Operating in all areas of the world presents many challenges. The GOM, although a long-established and prolific hydrocarbon basin, has, over the past 15 or so years, evolved into an arena where operations challenges have been encountered in ever-increasing water depths further from the coast. These challenges include seismic acquisition, drilling operations, completion operations, subsea operations, production operations, logistics support, and many more. Fields are being developed in the GOM that pose the greatest engineering challenges that the company has addressed. It is anticipated that developing resources in water depths of 10,000 ft will be fundamental to the continued long-term success of the GOM as one of the world’s major producing basins.
Many of the prospects in the ultradeep-water GOM have a unique combination of challenges. The combination of deep water (to 10,000 ft water depth), high pressure (>10,000 psi shut-in pressures), high temperatures (>350°F bottomhole temperature), problematic formations (e.g., salt or tar zones), deep reservoirs (more than 30,000 ft true vertical depth), tight-sandstone reservoirs (<10 md), and fluids with extreme flow-assurance issues separates many GOM deepwater and ultradeepwater wells from deepwater and ultradeepwater wells in other parts of the world.
As Fig. 1 shows, much of the prospective GOM deepwater exploration area is in 4,000 to 10,000 ft of water. Most of this area is in a subsalt environment, with salt canopies ranging from 7,000 to 20,000 ft thick and target depths ranging from 25,000 to 35,000 ft true vertical depth.
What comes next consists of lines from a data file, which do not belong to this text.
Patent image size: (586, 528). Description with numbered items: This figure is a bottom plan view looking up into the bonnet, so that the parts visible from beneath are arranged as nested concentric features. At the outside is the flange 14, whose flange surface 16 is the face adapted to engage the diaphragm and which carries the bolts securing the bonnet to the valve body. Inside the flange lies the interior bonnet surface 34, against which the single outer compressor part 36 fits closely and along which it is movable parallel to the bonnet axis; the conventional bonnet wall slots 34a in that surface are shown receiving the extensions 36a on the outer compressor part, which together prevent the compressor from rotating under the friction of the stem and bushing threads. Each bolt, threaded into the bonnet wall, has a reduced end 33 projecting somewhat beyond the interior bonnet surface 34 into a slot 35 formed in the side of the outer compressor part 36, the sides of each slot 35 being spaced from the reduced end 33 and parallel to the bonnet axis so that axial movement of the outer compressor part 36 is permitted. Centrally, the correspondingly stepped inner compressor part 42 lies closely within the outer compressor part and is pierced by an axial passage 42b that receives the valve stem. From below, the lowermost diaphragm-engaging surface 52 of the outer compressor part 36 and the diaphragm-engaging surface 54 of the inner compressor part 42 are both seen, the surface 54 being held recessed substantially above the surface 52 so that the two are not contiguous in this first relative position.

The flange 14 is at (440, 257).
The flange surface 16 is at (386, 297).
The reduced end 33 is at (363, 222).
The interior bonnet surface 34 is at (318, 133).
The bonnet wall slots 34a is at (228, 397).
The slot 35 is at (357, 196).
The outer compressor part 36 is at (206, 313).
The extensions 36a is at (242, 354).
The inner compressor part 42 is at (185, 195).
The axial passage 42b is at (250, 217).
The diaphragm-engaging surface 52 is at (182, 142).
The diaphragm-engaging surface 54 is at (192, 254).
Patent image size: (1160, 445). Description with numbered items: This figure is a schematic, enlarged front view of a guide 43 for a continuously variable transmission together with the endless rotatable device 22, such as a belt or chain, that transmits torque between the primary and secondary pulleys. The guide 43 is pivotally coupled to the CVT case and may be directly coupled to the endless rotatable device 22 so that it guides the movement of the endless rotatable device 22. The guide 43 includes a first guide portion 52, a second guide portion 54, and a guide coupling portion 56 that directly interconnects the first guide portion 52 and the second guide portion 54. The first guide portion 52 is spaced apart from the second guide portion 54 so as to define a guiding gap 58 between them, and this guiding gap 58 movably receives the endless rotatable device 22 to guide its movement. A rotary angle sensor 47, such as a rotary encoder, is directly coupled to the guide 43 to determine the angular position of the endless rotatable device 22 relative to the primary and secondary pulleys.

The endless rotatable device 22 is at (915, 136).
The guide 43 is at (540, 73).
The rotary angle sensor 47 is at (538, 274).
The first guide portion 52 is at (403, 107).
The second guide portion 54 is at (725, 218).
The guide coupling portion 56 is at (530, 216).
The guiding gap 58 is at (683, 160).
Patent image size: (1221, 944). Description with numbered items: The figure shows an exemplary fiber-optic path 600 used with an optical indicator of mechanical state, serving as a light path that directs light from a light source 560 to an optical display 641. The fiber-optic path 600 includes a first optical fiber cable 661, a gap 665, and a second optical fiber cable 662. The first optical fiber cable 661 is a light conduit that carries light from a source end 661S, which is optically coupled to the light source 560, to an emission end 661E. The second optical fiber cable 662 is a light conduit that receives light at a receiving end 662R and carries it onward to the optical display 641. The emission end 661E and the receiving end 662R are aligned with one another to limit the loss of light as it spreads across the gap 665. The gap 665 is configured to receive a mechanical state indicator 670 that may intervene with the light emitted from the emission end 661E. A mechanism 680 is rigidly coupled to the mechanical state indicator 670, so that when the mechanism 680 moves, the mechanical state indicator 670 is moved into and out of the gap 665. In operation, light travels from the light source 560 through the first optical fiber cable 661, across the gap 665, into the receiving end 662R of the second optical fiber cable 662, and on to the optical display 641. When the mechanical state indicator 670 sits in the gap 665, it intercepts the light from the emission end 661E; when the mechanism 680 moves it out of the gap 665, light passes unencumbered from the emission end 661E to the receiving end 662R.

The vast salt zones inhibit deep-seismic resolution, presenting great challenges in exploration, appraisal, and development operations. Understanding the geology associated with the massive salt and, more importantly, the quality of imaging below the salt is paramount.
A key technology being developed to address this challenge is wide-azimuth-towed-streamer technology. This technique allows better subsurface imaging for effective reservoir management and will dictate well placement and number of wells required to drain the reservoir optimally. The true vertical depths of some deepwater wells are in excess of 34,000 ft. Fig. 2 shows some of the drilling challenges.